British Prime Minister Theresa May has announced her decision to give the House of Commons a last chance to deliver Brexit under the guidelines of a deal that she hammered out with European Commission President Jean-Claude Juncker later last year.
According to May, British MPs will get a vote on whether to hold another referendum if they back the EU Withdrawal Agreement in Commons, she said. “The Government will, therefore, include in the Withdrawal Agreement Bill a requirement to vote on whether to hold a second referendum,” said May.
The new Brexit bill May plans to present to Commons will also contain new “guarantees” on workers’ rights, environmental protections, as well a customs compromise that is designed to resolve the contentious issue of the status of the Irish border post-Brexit.
“We will introduce a new Workers’ Rights Bill to ensure UK workers enjoy rights that are every bit as good as, or better than, those provided for by EU rules,” said May, vowing to discuss further amendments with trade unions and business. “The new Brexit deal will also guarantee there will be no change in the level of environmental protection when we leave the EU.”
The establishment of a new independent Office of Environmental Protection is also part of May’s plan. “The new Brexit deal will also place a legal duty on the Government to seek as close to frictionless trade with the EU in goods as possible, subject to being outside the Single Market and ending freedom of movement.
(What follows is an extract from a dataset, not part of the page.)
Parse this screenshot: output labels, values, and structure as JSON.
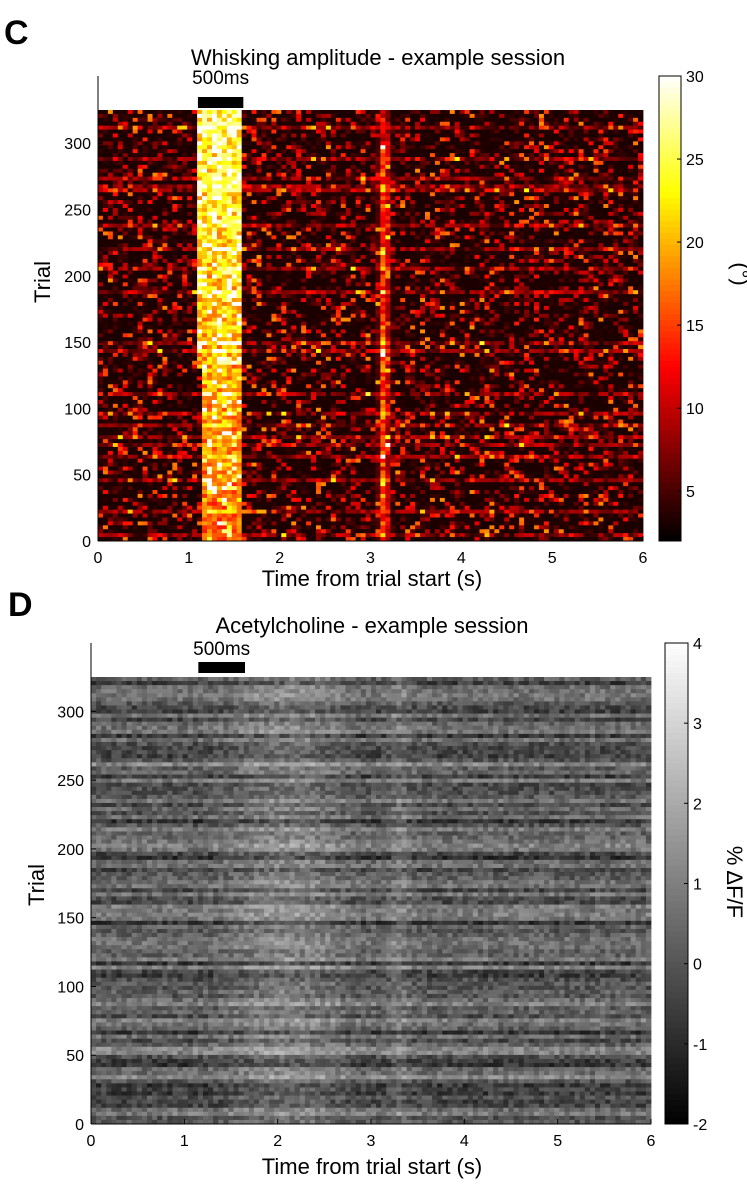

In order to deliver this, the UK will maintain common rules with the EU for goods and agri-food products that are relevant to checks at the border. This will be particularly important for our manufacturing firms and trade unions, protecting thousands of jobs that depend on just-in-time supply chains,” added May.
The key points of the May’s new Brexit deal include a guarantee of a Commons vote on another referendum before the Brexit agreement is ratified, with the government honouring the outcome, along with a vote on different customs options, including a government proposal for a temporary customs union for goods.
The legal obligation for the UK to come up with an alternative to the Northern Ireland backstop by the end of 2020 remains and the new bill guarantees that if the backstop becomes effective, Northern Ireland will remain aligned with the rest of the UK and will not be part of a separate customs territory.
The European Commission did not immediately react to May’s speech, being rather laconic on Wednesday’s midday briefing. “We are following events closely and patiently, we have no more comments to make,” were the words of the EU executive chief spokesperson.